Industry funds are joint ventures between unions and employer groups, and their main way of gathering new members is as default funds listed in Fair Work Commission awards and enterprise bargaining agreements (EBAs).
The Productivity Commission is proposing abolishing this distribution model altogether.
The Coalition has consistently supported removing superannuation from industrial awards and EBAs, and its decision to make “default fund allocation mechanism” a key focus of the Productivity Commission’s terms of reference reflected this.
The largely bank-owned retail funds have long lobbied the government to remove super from the awards system, because it prevents them from marketing their own default super products directly to employers.
The Coalition has been far more sympathetic to this cause than Labor.
However, while the Productivity Commission recommends cutting super out of awards, it does not give the banks what they want. Under the proposed rules, the emphasis on returns would either discount the poor-performing retail funds, or force them to massively lift their game.
In this sense the proposal is to neither the industry funds’ nor the retail funds’ advantage, focusing exclusively on perceived consumer outcomes.

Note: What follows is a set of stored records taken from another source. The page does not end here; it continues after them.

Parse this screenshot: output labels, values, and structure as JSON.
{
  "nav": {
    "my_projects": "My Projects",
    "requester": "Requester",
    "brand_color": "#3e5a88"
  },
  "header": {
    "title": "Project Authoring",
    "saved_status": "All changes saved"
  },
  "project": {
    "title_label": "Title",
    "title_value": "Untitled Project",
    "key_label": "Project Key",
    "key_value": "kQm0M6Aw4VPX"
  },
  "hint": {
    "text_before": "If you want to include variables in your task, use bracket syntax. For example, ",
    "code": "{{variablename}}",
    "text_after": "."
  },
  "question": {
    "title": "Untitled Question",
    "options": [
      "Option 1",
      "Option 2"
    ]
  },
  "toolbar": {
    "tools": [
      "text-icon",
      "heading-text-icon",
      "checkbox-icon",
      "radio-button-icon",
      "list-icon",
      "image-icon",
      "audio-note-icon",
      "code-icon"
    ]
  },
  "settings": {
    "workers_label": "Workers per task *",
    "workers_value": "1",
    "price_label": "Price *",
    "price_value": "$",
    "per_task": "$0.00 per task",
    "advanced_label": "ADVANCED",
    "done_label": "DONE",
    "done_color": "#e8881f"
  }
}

Speaking on Tuesday, Labor’s Shadow Treasurer Chris Bowen – whose party is more sympathetic to industry funds – called the Productivity Commission’s report “serious” and “sensible”. However, he accused Ms O’Dwyer of waging an “ideological war” against industry funds, which he said she inaccurately referred to as “union funds”.
“Kelly O’Dwyer has engaged in a continual ideologically-driven attack against one part of the superannuation industry,” he said.
“I will work with industry funds, I will work with retail funds, I will work across the board in superannuation and listen to good ideas when it comes to improving and strengthening superannuation.”
Ms O’Dwyer refuted Mr Bowen’s claim, saying she was “completely agnostic in terms of whether it’s a retail fund or an industry fund”.
“I simply want to see low fees, good governance. I want to make sure that members’ money is being spent in their best interests and that their money is working for them, whether it’s a retail fund or an industry fund. I don’t discriminate.”
Alex Dunnin, director of research at Rainmaker, told The New Daily the report contained “many things that all sides of the industry will agree with and disagree” adding it was “about as non-partisan as you get”.
“But it’s not government policy. It’s not even a government report. It’s just a report to government.”
He said the report confirmed “most of what we already know”.
“Industry funds (including public sector and well-run corporate funds) do very well. Retail funds, because of their higher fees, can struggle to match up. Some small funds are struggling and yet there are so few mergers, and some funds with low performance and high fees still seem to have thriving businesses.”
However, he warned not to discount bank-owned funds from upping their game to compete with the not-for-profit funds.
While he said the ‘best in show’ proposal was “bold”, he said it would “punish some still quite good funds and in that way not just level the market but force many funds out of default super”.
The New Daily is owned by Industry Super Holdings, which is owned by a number of industry superannuation funds.